Volume 13, Issue 1, January 2012, Pages 29-37.

The published version is available at DOI: 10.1007/s10194-011-0379-4. Copyright © Springer.


Increased, decreased or normal excitability to transcranial magnetic stimulation (TMS) has been reported in the motor (M1) and visual cortices of patients with migraine. Light deprivation (LD) has been reported to modulate M1 excitability in control subjects (CS). Still, effects of LD on M1 excitability compared to exposure to environmental light exposure (EL) had not been previously described in patients with migraine (MP). To further our knowledge about differences between CS and MP, regarding M1 excitability and effects of LD on M1 excitability, we opted for a novel approach by extending measurement conditions.
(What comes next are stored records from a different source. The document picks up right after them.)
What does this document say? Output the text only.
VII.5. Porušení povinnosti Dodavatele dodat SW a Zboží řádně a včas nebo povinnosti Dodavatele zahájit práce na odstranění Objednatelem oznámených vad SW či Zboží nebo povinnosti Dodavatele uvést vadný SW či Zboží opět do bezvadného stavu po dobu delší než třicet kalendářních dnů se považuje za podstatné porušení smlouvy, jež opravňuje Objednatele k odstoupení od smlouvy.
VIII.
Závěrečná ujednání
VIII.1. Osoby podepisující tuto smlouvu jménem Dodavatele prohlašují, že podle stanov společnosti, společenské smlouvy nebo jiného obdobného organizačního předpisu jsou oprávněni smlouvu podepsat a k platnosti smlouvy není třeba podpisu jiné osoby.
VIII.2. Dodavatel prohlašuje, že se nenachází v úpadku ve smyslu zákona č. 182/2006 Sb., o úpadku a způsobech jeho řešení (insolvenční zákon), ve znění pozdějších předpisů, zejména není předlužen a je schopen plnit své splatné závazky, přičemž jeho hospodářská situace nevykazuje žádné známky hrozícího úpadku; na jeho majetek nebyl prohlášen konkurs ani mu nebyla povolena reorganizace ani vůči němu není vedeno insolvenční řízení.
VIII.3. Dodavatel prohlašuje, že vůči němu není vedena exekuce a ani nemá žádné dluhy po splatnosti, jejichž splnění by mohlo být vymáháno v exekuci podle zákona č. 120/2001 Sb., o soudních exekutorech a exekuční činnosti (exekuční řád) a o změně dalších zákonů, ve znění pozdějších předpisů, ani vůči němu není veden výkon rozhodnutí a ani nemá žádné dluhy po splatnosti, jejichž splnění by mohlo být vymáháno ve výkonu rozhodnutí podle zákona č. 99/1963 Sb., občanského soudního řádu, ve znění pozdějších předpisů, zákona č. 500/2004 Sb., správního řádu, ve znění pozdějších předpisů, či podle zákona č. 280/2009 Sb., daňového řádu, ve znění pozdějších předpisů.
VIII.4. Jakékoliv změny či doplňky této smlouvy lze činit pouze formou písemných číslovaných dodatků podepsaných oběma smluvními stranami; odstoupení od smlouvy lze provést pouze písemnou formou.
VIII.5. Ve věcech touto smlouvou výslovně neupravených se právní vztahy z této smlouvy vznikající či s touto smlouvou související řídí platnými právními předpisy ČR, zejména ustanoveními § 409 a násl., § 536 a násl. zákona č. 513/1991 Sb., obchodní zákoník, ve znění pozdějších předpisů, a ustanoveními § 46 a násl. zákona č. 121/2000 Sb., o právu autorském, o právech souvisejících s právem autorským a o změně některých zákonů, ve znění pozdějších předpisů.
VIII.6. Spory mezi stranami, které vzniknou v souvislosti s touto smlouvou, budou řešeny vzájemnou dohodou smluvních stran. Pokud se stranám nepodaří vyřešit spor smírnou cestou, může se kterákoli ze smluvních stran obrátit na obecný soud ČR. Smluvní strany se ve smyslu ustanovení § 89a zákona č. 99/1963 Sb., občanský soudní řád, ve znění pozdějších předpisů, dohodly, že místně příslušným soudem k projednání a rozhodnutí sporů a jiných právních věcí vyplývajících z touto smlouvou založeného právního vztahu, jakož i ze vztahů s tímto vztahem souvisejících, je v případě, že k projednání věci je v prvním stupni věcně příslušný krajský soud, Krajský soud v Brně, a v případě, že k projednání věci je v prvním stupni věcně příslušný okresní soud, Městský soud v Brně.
We measured motor thresholds (MTs) to TMS, short-interval intracortical inhibition, and ratios between motor-evoked potential amplitudes and supramaximal M responses in MP and CS on two different days, before and after LD or EL. Motor thresholds significantly increased in MP in LD and EL sessions, and remained stable in CS. There were no significant between-group differences in other measures of TMS. Short-term variation of MTs was greater in MP compared to CS. Fluctuation in excitability over hours or days in MP is an issue that, until now, has been relatively neglected. The results presented here will help to reconcile conflicting observations.